Trans- and cis-regulatory elements have been identified in the Cyp11a1 promoter region to regulate tissue-specific expression of CYP11A1 (328, 329, 338). In particular, transcription factors of the GATA protein family (GATA3, GATA4) play an important role in the regulation of CYP11A1 (328, 329, 338) and Cyp11a1 expression was decreased in Gata3-deficient mice (339). Levels of histone H3K27 trimethylation predominantly associated with repression of genes, were increased in Th1 cells at Th2 gene loci (Gata3, Cyp11a1, Il-4, and Il-13) when compared to levels in Th2 cells (340). In differentiated and polarized T-cell subsets, Cyp11a1 gene expression was 100–300-fold higher in Th2 cells compared with Th1 (341, 342) or Th17 cells (342), and 30-fold higher in Tc2 cells compared with Tc1 cells (341). As shown in CD8⁺ Tc2 cells (337), AMG decreased IL-13 cytokine production in polarized CD4⁺ Th2 cells without impairing IFNγ production in polarized Th1 cells (342). Silencing of Cyp11a1 by shRNA in cultured Th2 cells significantly lowered levels of IL-4 and IL-13 mRNA and protein. Similar to Tc2 CD8⁺ T cells (337), Gata3 mRNA levels remained unaffected after silencing of Cyp11a1 (342). These data indicate that CYP11A1 critically regulates Th2 and Tc2 cell differentiation and type 2 cytokine production in both T-cell subsets downstream of the essential lineage-specific transcription factor Gata3.

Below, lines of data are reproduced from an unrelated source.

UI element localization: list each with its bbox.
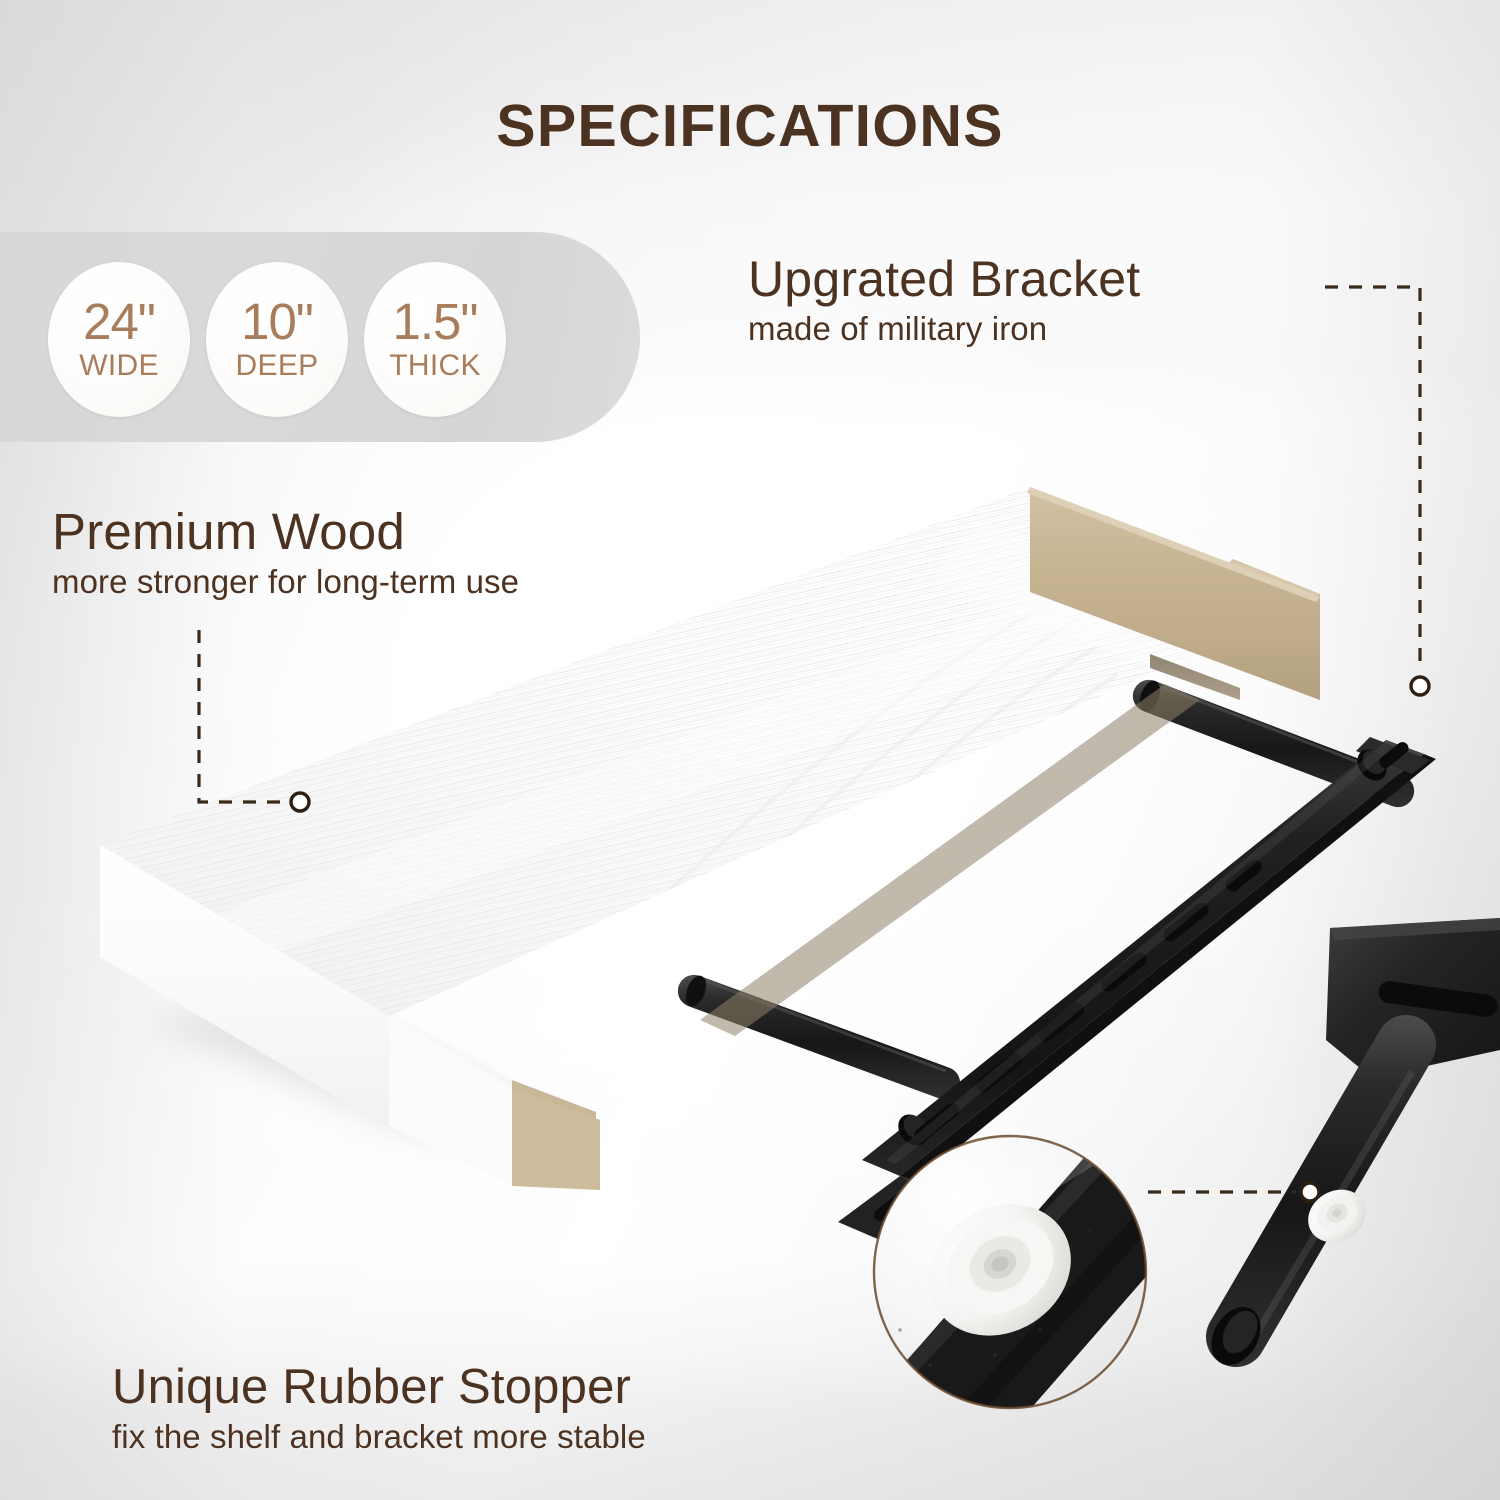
callout-leader-lines: [0, 0, 1500, 1500]
leader-upgrated-bracket: [1325, 287, 1429, 695]
leader-premium-wood: [199, 630, 309, 811]
leader-rubber-stopper: [1148, 1183, 1319, 1201]
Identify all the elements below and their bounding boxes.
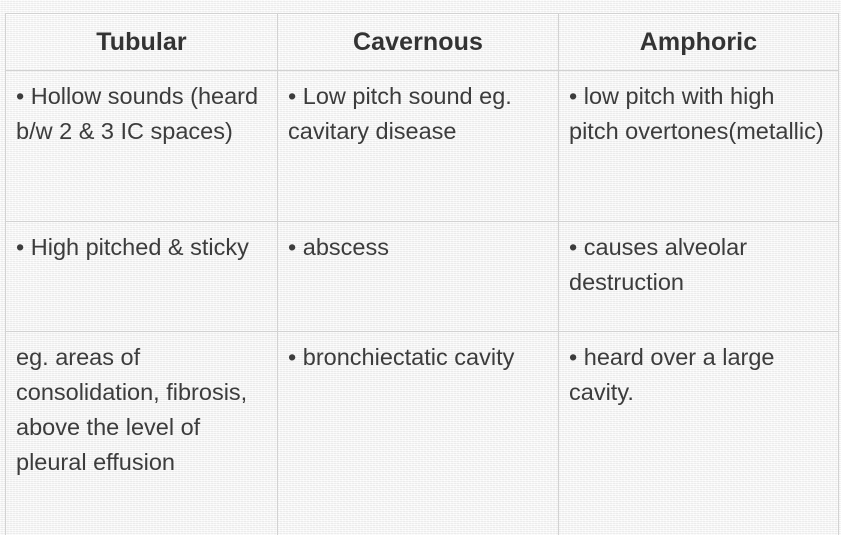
cell-text: • High pitched & sticky bbox=[16, 230, 267, 265]
column-header-tubular: Tubular bbox=[6, 14, 278, 71]
cell-text: • heard over a large cavity. bbox=[569, 340, 828, 410]
cell-text: • low pitch with high pitch overtones(me… bbox=[569, 79, 828, 149]
cell-text: • bronchiectatic cavity bbox=[288, 340, 548, 375]
cell-cavernous-1: • Low pitch sound eg. cavitary disease bbox=[278, 71, 559, 222]
table-header: Tubular Cavernous Amphoric bbox=[6, 14, 839, 71]
cell-cavernous-3: • bronchiectatic cavity bbox=[278, 332, 559, 535]
cell-text: • Low pitch sound eg. cavitary disease bbox=[288, 79, 548, 149]
cell-tubular-2: • High pitched & sticky bbox=[6, 222, 278, 332]
cell-tubular-3: eg. areas of consolidation, fibrosis, ab… bbox=[6, 332, 278, 535]
cell-tubular-1: • Hollow sounds (heard b/w 2 & 3 IC spac… bbox=[6, 71, 278, 222]
table-row-3: eg. areas of consolidation, fibrosis, ab… bbox=[6, 332, 839, 535]
column-header-amphoric: Amphoric bbox=[559, 14, 839, 71]
comparison-table: Tubular Cavernous Amphoric • Hollow soun… bbox=[5, 13, 839, 535]
table-row-1: • Hollow sounds (heard b/w 2 & 3 IC spac… bbox=[6, 71, 839, 222]
table-header-row: Tubular Cavernous Amphoric bbox=[6, 14, 839, 71]
column-header-cavernous: Cavernous bbox=[278, 14, 559, 71]
cell-text: eg. areas of consolidation, fibrosis, ab… bbox=[16, 340, 267, 480]
cell-text: • Hollow sounds (heard b/w 2 & 3 IC spac… bbox=[16, 79, 267, 149]
cell-amphoric-2: • causes alveolar destruction bbox=[559, 222, 839, 332]
page-canvas: Tubular Cavernous Amphoric • Hollow soun… bbox=[0, 0, 841, 535]
cell-text: • causes alveolar destruction bbox=[569, 230, 828, 300]
cell-text: • abscess bbox=[288, 230, 548, 265]
table-row-2: • High pitched & sticky • abscess • caus… bbox=[6, 222, 839, 332]
cell-amphoric-1: • low pitch with high pitch overtones(me… bbox=[559, 71, 839, 222]
cell-cavernous-2: • abscess bbox=[278, 222, 559, 332]
table-body: • Hollow sounds (heard b/w 2 & 3 IC spac… bbox=[6, 71, 839, 535]
cell-amphoric-3: • heard over a large cavity. bbox=[559, 332, 839, 535]
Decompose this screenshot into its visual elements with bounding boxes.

Recently, we identified a novel regulatory mechanism mediated through CYP11A1 which promoted IL-4-induced CD8⁺ T cell conversion to IL-13 production (343). Adoptive transfer of 1,25D3 (the active form of vitamin D3)-treated CD8⁺ T cells into sensitized and challenged CD8-deficient recipients prevented development of lung allergic immune responses. In CD8⁺ T cells in an IL-4-rich environment, 1,25D3 altered recruitment of the transcription factor vitamin D receptor (VDR) to the Cyp11a1 promoter in vitro and in vivo. These data confirmed the role of CYP11A1 in the molecular programming of CD8⁺ T cell conversion from an IFNγ- to an IL-13-secreting phenotype. In addition to the importance of CYP11A1 in the regulation of experimental asthma in mice, our data in two large cohorts of asthmatic children, uniquely linked genetic variants in CYP11A1 to the susceptibility to childhood asthma (343). CYP11A1 SNPs (rs4886595, rs4432229, and rs11632698) revealed significant protective effects in asthma, further diminished the risk to develop childhood asthma in combination with asthma-modifier SNPs in the VDR, and correlated with allele-specific CYP11A1 gene expression (343). Translating findings from the mouse model of experimental asthma to human studies provided a unique tool to identify similar mechanistic links between the steroidogenic enzyme CYP11A1 as a key regulator of CD8⁺ Tc2 and CD4⁺ Th2 cell transcriptional programming and plasticity and susceptibility to childhood asthma.

8.0 Conclusions

Asthma is a common chronic disease of the airways and continues to challenge both clinicians and researchers. The search for common genetic factors is stymied by the number of triggers, epigenetic confounders, cells and mediators involved in dictating pathobiological consequences for development, maintenance, and exacerbation of the disease. Asthma is no longer considered a single disease but a syndrome, one not simply mediated by CD4⁺ T cell responses to allergen. The effector pathways are not likely stable but responsive to an ever-changing environment and numerous asthma triggers. A considerable degree of the heterogeneity in asthma between patients, and in the same patient at different stages of their disease, is reflected in the balance between different effector T-cell subsets and regulatory T cells. Each cell type is not fixed in lineage commitment but can undergo transcriptional reprogramming to a protective or enhancing effector phenotype. As a consequence, no single drug can be effective in all patients at all times. As the pathways or endotypes of the disease continue to be unraveled and characterized as steroid-sensitive or steroid-insensitive, more precise therapeutic targeting will become a reality for individual patients.